英文:
Conditional merging of two dataframes in python3.7
问题
以下是您要翻译的内容:
我有以下的数据框
col1 term1 term2
ab|a ab a
cd cd
我想要将这个数据框与另一个数据框(df2)合并,使用“term1”和“term2”两列,但在值为None时跳过/忽略(就像在第2行中一样)。我试图在一个for循环中使用if/else条件来实现这一目标。请查看下面的伪代码(这不是一个功能性代码,因为它也显示错误)。
这是正确的方法吗,还有更好的方法吗?
df1 = pd.concat([df["col1"], df["col1"].str.split("|", expand=True)], axis=1)
df1.rename(columns={0: 'term1', 1: 'term2'}, inplace=True)

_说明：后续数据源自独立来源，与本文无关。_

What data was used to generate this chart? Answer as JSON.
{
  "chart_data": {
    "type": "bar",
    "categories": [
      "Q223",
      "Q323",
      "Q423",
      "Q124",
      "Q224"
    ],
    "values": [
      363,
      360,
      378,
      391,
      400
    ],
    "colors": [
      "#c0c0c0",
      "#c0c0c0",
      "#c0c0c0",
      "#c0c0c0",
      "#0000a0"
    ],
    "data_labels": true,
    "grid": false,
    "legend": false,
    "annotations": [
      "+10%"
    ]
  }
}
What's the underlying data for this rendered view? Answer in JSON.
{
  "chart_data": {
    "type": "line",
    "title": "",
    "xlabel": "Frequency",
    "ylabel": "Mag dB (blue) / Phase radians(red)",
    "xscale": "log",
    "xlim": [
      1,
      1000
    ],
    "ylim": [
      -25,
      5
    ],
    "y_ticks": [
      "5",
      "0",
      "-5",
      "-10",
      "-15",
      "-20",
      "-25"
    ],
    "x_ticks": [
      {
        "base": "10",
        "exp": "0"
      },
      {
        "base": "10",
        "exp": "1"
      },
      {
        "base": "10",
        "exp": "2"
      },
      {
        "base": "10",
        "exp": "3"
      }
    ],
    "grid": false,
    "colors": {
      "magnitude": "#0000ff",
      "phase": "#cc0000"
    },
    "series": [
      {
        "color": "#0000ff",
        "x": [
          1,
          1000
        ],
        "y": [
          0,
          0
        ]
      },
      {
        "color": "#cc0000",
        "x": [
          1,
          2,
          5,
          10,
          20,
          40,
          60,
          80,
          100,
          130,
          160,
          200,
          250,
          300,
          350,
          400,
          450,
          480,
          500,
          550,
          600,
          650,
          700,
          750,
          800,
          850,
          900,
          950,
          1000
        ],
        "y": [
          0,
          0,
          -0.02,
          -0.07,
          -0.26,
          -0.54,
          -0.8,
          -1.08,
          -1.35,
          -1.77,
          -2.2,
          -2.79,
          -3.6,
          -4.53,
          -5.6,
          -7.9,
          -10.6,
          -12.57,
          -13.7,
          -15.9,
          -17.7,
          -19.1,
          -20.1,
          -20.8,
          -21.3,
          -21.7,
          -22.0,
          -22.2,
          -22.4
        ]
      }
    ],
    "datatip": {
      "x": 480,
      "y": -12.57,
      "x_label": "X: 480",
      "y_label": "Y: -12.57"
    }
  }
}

for index, row in df1.iterrows():
if row['term1'] is None:
break
else:
row = row.to_frame()
print(row)
row.merge(df2, how='inner', left_on='term1', right_on='STR')
<details>
<summary>英文:</summary>
I have following dataframe
col1 term1 term2
ab|a ab a
cd cd
I would like to merge this dataframe to another dataframe (df2) using both the columns "term1" and "term2" but skip/ignore when it is None (like in row 2). I am trying to use if/else condition here in a for loop. Please see the pseudocode below (this is not a functional code as it is showing error as well).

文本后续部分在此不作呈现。